Spotlighting the avant-garde, An Alleged Theatre Company defies traditional theater norms

The cast of

Jack Rodgers

The cast of “The Birds; Or Pete & Earl Want WiFi” warm up before their Saturday, Feb. 23 show at the Phoenix Theater.

Becca Most

Riddled with countless bags of Funyuns and molting feather hats, An Alleged Theatre Company brought the renowned Greek play “The Birds” into the 21st century last weekend, but with their own twist.

As audience members filed into the snug Phoenix Theater, Danylo Loutchko and Jake Mierva got ready to perform their company’s latest show, “The Birds; or Pete and Earl Want WiFi.” In the show, two stoners desperately try to get access to the internet by manipulating birds to help them in their quest.

Founded in 2016 by recent University of Minnesota graduates Loutchko and Mierva, An Alleged Theatre Company is here to take risks and have fun.

“The effort of live performance is something that is inherent to all theater,” Loutchko said. “So our step further is that we kind of make it meta. [ … ] The characters acknowledge the audience, they interact with the audience, [they play] with the structurality within the play.”

As co-owners, co-writers, co-directors and co-leads of “The Birds,” Mierva and Loutchko defy theater norms both on and off stage.

“A lot of theater plays it safe,” said co-assistant director Sam Norum, who met Mierva and Loutchko at the University as a freshman. “I think what Alleged Theatre does and succeeds at is that they have entirely novel ideas and just pump them full of absurdity and risks. [They approach their work] with a great professionalism around comedy.”

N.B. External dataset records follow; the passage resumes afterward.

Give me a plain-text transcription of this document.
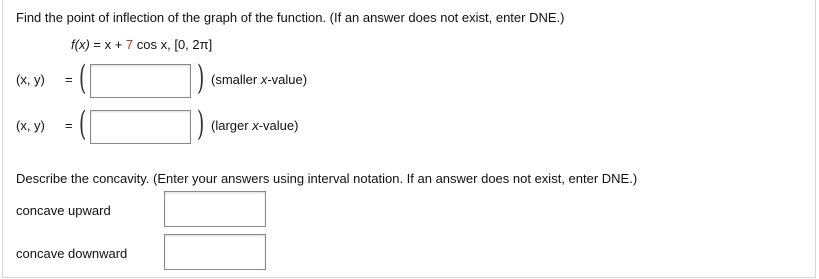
Find the point of inflection of the graph of the function. (If an answer does not exist, enter DNE.)
f(x) = x + 7 cos x, [0, 2π]
(x, y) = (	) (smaller x-value)
(x, y) = (	) (larger x-value)
Describe the concavity. (Enter your answers using interval notation. If an answer does not exist, enter DNE.)
concave upward
concave downward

In An Alleged Theatre Company’s plays, characters often break the fourth wall. Mierva and Loutchko sometimes cast the audience themselves to play the role of the “studio audience” in a scene, too.

Offstage, Mierva and Loutchko work to promote cast cohesion. Every rehearsal is initiated by a ‘Pow, Wow, Chow,’ where cast members relay the positives and negatives of their day as well as some good food they ate.

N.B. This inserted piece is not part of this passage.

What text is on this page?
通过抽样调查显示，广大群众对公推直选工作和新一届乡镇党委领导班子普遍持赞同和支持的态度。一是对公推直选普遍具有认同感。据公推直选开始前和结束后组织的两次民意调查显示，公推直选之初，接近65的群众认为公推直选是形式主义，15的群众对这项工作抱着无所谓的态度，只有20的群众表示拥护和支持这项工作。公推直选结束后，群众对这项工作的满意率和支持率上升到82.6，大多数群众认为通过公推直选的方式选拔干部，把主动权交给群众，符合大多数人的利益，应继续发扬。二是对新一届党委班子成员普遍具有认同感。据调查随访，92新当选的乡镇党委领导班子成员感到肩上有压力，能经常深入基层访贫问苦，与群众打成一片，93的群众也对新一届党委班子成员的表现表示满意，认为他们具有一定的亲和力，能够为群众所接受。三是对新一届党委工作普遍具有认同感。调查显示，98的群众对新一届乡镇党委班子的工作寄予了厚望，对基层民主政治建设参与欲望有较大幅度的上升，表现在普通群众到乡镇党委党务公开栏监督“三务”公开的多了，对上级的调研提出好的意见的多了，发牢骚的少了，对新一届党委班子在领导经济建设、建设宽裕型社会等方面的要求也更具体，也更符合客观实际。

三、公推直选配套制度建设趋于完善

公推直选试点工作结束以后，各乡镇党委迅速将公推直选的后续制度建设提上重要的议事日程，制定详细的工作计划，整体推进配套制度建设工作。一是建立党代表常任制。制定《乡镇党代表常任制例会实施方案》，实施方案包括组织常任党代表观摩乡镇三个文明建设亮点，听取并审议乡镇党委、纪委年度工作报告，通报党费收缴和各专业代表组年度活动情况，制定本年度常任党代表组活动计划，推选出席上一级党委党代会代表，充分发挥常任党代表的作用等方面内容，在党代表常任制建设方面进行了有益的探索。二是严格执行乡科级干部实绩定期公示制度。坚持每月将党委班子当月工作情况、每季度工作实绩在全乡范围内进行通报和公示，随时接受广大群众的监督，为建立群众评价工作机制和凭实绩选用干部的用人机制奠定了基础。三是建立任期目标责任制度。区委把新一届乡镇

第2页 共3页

“There’s the mentality for some circles to leave your baggage at the door, but we kind of want to invite it in,” Norum said. “To talk about it and get a sense of where people are at, so we can kind of negotiate what needs to be done and how to care for them in that space.”

Although shows are scripted, cast and crew have leeway to modify lines and even improv during performances.

Norum said this creative openness eliminates some power dynamics that can exist between directors and cast members, ultimately promoting collaboration.

The company is small and close-knit. Loutchko said this gives him and Mierva the artistic freedom to pursue concepts that other larger companies may not have the opportunity to.

“You’re taking a lot of risks because you don’t really have much to lose, which is kinda fun,” said University alum and co-assistant director Alexandra Nedved. “With a lot of bigger companies it’s not quite as free because there are higher stakes. It’s been nice to work at a small company and get your feet wet and just go for it.”

Luverne Seifert, a theater professor at the University and a former teacher and mentor to Mierva and Loutchko, said taking the risk to create and share one’s work with the world can be difficult, but is ultimately rewarding.

“[It] requires a strong imagination and a willingness to go forward and fail. [Mierva and Loutchko] both have that, and I think that’s extremely important as an artist, said Seifert.”

Editor’s note: Danylo Loutchko is a former Minnesota Daily employee.